Loc: Pinellas Park, Florida
There probably were a series of failures by all parties involved in the operation of that well and platform. Safety regulations and fail safe measures do need to be strengthened as a result of this disaster. Keep in mind, most all safety inspections are conducted internally by the lessee, the owner, and sub-contractors. Third party (government, etc) inspections are few and far between.
they hire the subcontractors and they set the work... and the atmosphere it's performed under (safety in mind - or just 'git er done' and don't worry about anything else -production, production, production !!!)
I really think they need a Corporate Management Responsibility Act. If you're an owner, a CEO or top manager of a company and the company causes damages to others and you knew the shortcomings, you can go to jail ! . . screw this "OK you step down and take your golden parachute (millions) with you "... IF some of these cluster-Fcks had to serve time for their crappy business decisions, some might think twice. . . even if they didn't heed the law, at least there'd be better justice.
In my opinion members of the executive should not pre-judge what may fall to be determined by the judicial process ... as I understand it BP believe that the fault lies with sub-contractors.
Not the first time they've tried to pass on the blame. BP's safety record is horrendous. The 2005 blowout at Texas City is a perfect example. Do you remember that one? Fifteen dead, close to 200 injured. We personally know families that were hurt by that one. I've lifted the highlights from Wiki ~
On February 4, 2008, U.S. District Judge Lee Rosenthal heard arguments regarding BP's offer to plead guilty to a federal environmental crime with a US$50 million fine. At the hearing, blast victims and their relatives objected to the plea, calling the proposed fine "trivial." So far, BP has said it has paid more than US$1.6 billion to compensate victims. The judge gave no timetable on when she would make a final ruling.
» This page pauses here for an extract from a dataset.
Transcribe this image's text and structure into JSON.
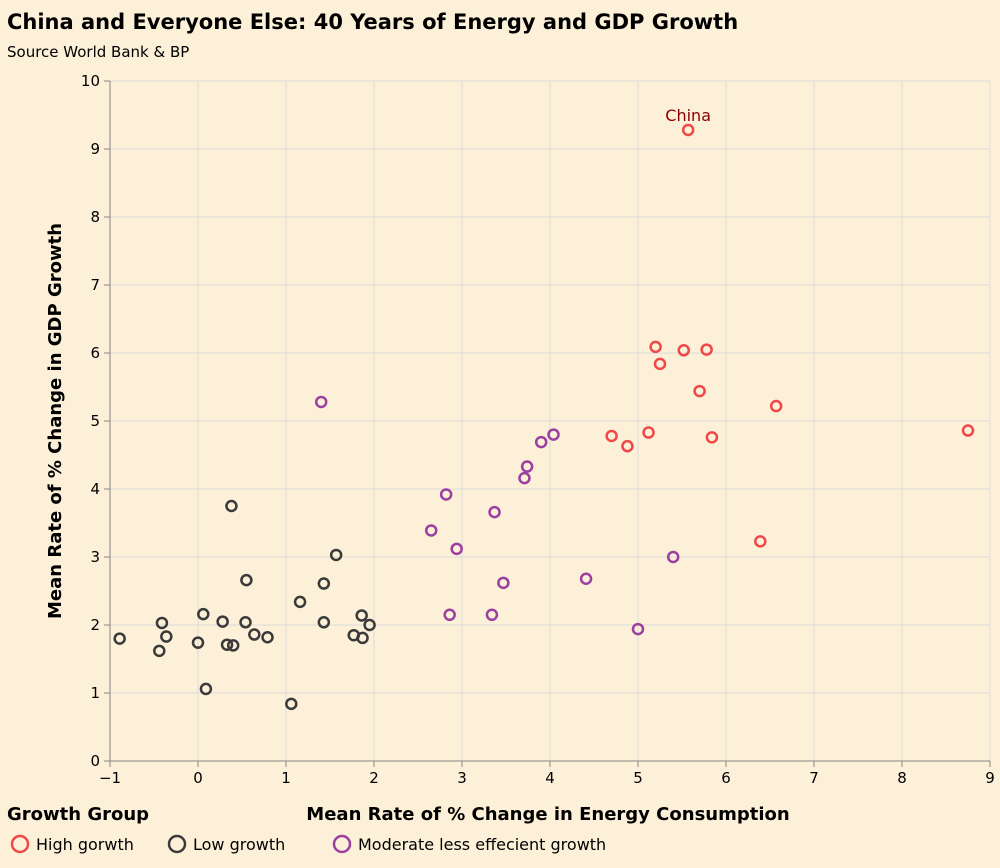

On October 30, 2009 the US Occupational Safety and Health Administration (OSHA) imposed an $87 million fine on the company for failing to correct safety hazards revealed in the 2005 explosion. The fine was the largest in OSHA's history, and BP announced that it would challenge the fine.
After the March explosion, other safety incidents occurred at the plant including three major safety incidents in 2005:
On 28-Jul-2005, a hydrogen gas heat exchanger pipe on the Resid Hydrotreater Unit ruptured, causing a release of hydrogen that erupted into a large fireball. One person received minor injuries. The Chemical Safety Board found that a contractor had accidentally switched a carbon steel pipe elbow with a low alloy steel elbow during maintenance, causing a failure mode known as “High Temperature Hydrogen Attack” (HTHA).
The CSB found that BP had not informed the maintenance contractor that the elbows were different, the maintenance contractor had not used any procedure (such as tagging) to ensure that the elbows were re-installed into their original locations.
On August 10, 2005, there was an incident in a Gas-Oil Hydrotreater that resulted in a community order to shelter. This incident occurred when a hole developed in the bottom of a valve that handles high pressure gas and oil.
On January 14, 2008, William Joseph Gracia, 56, a veteran BP operations supervisor, died following head injuries sustained as workers prepared to place in service a water filtration vessel at the refinery's ultracracker unit.